Sous réserve des formalités de dépôt fixé à l’article 8 du présent Accord, il entrera en vigueur le 1er mars 2026 et cessera de produire ses effets à l’échéance de son terme, soit le 28 février 2027, à minuit.
Modalités de révision de l’accord
Étant conclu pour une durée déterminée, le présent accord ne pourra être dénoncé.
Il peut faire l'objet d'une modification par avenant. En cas de révision, les Parties seront invitées à négocier l’avenant de modification.
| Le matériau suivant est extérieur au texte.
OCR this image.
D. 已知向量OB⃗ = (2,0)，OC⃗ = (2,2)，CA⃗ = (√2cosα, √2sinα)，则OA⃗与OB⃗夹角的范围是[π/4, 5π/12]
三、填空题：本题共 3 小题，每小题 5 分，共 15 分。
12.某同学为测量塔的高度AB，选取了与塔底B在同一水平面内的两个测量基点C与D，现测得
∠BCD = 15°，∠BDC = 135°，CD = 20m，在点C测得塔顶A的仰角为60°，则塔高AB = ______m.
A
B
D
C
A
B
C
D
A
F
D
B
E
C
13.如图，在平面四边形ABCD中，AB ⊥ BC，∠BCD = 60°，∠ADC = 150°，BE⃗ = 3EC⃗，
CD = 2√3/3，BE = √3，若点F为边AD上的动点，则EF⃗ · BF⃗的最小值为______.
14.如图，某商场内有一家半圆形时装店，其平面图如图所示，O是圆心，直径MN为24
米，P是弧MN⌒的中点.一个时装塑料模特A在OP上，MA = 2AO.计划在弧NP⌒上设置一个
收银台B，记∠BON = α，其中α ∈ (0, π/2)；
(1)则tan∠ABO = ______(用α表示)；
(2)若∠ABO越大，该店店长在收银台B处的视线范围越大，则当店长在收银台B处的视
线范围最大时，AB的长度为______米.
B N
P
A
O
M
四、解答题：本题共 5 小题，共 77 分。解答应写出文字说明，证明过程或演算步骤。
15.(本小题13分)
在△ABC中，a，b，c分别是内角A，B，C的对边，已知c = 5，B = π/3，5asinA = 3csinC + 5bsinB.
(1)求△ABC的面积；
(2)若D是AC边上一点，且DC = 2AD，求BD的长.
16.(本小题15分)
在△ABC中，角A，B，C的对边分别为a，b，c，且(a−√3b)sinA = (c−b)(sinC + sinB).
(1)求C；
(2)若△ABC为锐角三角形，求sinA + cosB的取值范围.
Les Parties se réuniront dans un délai raisonnable qui suit la demande de révision.
En outre, en cas d'évolution législative ou conventionnelle susceptible de remettre en cause tout ou partie des dispositions du présent accord, les Parties conviennent de se réunir à nouveau, dans un délai raisonnable après la publication de ces textes, afin d'adapter lesdites dispositions.
Formalités de dépôt
Conformément à l’article D. 2231-4 du Code du travail, le présent Accord sera déposé sur la plateforme TéléAccords déployée par le ministère du travail une fois le délai d’opposition passé (8 jours après la notification aux organisations syndicales représentatives).
Un exemplaire sera en outre adressé au Greffe du Conseil de prud'hommes du lieu de la conclusion du présent Accord.
Un exemplaire dûment signé par toutes les parties sera remis à chaque signataire.